The most doves I saw were along a mowed ditch by a field too wet to plant.

Surprisingly, sunflowers look good at two local sites: Silver Springs State Fish and Wildlife Area and Iroquois County SWA.

Everybody I talked to said they were not seeing many doves. But anybody who has followed the vagaries of doves knows it can change from very few to lots overnight or a couple cold nights can change dove numbers from lots to very few.

The weather forecast looks more moderate than for most opening days.

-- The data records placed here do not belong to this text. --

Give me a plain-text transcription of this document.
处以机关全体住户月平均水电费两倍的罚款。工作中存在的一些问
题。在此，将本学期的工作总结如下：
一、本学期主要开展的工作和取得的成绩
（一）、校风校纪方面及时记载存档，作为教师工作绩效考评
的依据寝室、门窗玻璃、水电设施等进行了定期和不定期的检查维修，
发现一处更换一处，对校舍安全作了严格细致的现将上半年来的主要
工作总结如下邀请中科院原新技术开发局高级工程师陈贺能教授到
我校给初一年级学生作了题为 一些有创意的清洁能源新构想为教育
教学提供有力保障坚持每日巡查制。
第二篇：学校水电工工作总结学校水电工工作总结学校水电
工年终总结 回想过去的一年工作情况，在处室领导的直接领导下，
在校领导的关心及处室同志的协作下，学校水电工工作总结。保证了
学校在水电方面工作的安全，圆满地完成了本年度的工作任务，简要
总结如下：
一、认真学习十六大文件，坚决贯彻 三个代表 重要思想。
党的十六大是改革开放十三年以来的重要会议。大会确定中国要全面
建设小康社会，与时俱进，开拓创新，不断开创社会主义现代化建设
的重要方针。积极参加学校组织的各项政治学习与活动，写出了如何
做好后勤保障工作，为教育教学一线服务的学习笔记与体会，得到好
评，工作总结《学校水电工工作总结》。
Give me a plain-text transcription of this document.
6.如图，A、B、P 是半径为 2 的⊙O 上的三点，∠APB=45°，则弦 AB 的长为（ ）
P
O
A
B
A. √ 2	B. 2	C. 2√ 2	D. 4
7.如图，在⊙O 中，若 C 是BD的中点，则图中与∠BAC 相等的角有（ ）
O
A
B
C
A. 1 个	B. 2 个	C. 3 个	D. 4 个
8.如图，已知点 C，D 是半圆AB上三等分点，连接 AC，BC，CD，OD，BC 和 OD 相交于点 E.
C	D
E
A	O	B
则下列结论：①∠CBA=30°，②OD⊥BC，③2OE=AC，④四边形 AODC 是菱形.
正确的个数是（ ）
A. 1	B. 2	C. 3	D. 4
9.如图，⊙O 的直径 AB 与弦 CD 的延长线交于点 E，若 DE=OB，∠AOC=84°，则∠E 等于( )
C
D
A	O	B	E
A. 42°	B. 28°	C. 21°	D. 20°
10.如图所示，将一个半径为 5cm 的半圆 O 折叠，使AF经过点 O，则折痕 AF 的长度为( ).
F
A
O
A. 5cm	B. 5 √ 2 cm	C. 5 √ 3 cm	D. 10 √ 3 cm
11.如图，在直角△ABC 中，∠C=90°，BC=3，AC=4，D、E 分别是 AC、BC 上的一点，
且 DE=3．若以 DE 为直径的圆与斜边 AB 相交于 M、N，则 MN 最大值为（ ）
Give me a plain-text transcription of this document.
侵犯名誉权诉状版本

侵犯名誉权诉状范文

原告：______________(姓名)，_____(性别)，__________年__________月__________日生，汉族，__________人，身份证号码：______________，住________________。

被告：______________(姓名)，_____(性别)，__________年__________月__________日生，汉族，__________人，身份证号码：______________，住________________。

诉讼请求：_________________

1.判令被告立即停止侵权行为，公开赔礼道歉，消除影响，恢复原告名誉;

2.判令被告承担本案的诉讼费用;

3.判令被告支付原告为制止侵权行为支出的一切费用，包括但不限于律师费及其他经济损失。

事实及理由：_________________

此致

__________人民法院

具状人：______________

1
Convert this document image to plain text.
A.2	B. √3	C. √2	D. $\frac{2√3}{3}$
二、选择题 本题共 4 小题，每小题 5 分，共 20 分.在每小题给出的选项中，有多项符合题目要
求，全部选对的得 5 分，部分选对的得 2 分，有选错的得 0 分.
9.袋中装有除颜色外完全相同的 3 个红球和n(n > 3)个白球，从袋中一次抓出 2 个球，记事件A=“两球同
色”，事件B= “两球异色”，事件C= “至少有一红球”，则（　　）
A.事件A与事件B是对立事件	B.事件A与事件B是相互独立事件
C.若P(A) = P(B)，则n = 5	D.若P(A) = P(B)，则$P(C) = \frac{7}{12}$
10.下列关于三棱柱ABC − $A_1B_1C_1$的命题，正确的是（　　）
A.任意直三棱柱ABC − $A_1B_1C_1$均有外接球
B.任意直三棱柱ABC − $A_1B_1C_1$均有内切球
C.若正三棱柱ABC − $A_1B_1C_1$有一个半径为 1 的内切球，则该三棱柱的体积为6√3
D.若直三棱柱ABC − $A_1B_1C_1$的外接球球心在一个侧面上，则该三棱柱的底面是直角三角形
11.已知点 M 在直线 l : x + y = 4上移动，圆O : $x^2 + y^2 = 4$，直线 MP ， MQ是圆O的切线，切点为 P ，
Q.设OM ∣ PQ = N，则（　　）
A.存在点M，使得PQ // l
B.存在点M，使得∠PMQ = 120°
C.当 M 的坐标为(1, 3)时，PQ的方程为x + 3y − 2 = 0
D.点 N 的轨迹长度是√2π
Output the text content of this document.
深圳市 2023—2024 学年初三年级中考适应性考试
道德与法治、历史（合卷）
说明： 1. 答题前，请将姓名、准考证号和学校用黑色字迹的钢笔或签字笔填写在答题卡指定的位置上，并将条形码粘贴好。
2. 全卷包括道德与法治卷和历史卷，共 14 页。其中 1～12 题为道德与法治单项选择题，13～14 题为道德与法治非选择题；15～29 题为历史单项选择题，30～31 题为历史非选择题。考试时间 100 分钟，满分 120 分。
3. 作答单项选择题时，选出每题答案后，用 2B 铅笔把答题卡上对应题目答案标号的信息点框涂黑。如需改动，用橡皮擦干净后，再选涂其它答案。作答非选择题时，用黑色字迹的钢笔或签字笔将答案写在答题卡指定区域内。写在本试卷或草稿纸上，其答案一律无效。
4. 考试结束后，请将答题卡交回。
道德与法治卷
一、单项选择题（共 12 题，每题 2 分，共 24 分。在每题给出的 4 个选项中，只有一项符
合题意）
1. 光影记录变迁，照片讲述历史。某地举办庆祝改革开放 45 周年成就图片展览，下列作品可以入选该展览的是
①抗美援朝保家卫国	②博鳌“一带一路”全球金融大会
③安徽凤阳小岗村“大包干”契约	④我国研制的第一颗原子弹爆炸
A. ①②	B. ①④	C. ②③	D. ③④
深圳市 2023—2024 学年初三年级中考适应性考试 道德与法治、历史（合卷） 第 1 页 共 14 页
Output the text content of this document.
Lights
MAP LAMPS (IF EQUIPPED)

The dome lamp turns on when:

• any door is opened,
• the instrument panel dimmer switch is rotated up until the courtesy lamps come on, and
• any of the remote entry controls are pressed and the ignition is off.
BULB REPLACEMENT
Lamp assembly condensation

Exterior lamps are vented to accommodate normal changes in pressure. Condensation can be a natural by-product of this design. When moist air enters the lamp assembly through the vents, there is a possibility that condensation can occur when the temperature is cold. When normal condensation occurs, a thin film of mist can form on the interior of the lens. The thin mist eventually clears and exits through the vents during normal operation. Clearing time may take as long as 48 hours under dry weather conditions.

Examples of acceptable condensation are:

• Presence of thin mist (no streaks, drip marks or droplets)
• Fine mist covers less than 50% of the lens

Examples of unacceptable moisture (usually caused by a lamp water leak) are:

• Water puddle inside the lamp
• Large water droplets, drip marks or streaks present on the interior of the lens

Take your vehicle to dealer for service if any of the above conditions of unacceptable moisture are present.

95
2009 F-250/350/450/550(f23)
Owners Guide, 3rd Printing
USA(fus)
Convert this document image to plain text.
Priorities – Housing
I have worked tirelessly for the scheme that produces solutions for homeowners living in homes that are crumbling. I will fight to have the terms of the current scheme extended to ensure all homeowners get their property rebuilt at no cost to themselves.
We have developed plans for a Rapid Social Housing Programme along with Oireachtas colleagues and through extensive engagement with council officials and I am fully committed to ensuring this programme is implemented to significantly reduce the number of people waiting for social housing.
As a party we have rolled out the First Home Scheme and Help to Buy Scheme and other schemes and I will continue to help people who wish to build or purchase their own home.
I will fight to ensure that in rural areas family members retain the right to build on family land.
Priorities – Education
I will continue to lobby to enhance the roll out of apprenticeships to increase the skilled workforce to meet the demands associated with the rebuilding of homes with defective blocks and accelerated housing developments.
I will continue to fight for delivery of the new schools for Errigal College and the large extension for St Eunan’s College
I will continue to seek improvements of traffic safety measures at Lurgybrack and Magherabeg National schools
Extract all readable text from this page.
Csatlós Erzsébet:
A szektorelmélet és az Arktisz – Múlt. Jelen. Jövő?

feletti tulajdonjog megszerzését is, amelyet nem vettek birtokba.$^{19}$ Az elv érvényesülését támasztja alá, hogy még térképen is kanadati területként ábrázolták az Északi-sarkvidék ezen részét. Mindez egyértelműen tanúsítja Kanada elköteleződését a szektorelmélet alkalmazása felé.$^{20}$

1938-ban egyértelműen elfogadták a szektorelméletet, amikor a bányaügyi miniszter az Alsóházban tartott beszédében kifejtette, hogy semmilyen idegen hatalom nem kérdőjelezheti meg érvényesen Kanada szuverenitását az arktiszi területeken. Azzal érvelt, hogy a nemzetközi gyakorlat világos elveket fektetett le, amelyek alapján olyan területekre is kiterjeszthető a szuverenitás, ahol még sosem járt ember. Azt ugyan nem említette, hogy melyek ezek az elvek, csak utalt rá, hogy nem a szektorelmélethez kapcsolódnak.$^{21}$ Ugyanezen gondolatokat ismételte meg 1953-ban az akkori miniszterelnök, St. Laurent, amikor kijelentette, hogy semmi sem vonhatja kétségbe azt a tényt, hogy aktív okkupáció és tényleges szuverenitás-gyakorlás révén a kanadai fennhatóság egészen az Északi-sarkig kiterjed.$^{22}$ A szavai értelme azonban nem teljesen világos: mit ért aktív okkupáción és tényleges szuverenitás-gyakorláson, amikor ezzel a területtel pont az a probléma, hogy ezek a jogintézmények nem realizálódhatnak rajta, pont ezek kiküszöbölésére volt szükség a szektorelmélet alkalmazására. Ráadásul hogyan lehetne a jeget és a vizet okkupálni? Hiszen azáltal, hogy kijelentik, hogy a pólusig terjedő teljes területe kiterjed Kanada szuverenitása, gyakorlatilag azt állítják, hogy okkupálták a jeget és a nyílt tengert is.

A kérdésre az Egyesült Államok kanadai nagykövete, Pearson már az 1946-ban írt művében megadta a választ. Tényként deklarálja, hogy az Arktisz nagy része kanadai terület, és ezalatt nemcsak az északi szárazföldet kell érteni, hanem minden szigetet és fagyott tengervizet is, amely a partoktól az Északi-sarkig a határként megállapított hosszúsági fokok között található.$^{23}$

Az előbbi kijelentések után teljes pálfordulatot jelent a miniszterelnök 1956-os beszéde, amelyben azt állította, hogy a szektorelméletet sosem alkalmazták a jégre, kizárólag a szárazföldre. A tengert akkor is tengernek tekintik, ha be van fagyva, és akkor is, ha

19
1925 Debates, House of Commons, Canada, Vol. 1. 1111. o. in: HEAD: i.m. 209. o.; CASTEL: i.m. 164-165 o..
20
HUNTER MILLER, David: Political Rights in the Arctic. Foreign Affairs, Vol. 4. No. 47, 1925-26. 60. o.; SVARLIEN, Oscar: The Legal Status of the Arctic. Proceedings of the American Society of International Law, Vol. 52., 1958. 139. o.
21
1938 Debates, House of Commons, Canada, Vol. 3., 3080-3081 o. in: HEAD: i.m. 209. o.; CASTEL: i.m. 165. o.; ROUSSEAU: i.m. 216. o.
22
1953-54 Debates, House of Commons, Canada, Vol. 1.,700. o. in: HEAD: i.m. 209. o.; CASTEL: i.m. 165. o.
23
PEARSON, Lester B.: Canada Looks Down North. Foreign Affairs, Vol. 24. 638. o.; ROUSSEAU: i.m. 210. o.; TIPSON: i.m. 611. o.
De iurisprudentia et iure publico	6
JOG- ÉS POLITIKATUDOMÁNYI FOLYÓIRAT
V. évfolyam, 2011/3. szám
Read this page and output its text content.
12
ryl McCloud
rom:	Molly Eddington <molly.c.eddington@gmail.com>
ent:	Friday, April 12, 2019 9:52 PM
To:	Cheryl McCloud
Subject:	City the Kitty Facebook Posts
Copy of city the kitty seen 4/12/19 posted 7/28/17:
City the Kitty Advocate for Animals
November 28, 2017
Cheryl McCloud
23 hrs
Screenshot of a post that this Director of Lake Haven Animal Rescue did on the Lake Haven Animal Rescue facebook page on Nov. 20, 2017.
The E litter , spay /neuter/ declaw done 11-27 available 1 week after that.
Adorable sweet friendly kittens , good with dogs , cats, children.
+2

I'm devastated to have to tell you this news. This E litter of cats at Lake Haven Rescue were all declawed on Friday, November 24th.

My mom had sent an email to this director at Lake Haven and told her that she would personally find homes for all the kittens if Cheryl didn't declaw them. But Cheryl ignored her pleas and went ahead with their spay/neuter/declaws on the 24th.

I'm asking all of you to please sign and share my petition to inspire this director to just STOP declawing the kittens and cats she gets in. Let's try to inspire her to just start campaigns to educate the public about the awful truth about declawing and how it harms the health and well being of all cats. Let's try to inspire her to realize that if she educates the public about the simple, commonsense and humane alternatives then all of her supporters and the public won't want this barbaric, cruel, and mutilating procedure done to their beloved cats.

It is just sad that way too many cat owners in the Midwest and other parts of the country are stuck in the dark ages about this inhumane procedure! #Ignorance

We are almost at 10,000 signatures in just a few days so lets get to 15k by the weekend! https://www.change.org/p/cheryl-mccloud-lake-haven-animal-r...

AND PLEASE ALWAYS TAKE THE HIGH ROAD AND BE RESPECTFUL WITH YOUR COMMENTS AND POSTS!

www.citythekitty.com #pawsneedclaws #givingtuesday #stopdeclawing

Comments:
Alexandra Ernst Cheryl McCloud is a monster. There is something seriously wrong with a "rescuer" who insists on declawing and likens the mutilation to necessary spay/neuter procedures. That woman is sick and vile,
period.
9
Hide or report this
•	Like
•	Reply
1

Here are a couple dove-related notes. If you drew a permit, you must print it out on your own. Iroquois County SWA went to a permit system with limited stand-by. Many sites are now under the Windshield Card System after the first five days.

OTHER HUNTING: The early Canada goose season also opens Sunday. Logistically, there will be far more private lands suitable with so many unplanted fields; however, that still requires permission to hunt. . . . Saturday is the final day to apply for free upland game permits, coolest hunting program in Illinois.

WILD THINGS: This is the time nighthawks should be spotted at night baseball games, but I haven’t seen any yet.

STRAY CAST: Speaking of baseball, what team reminds you of tripping while climbing Starved Rock, then rolling down to the parking lot?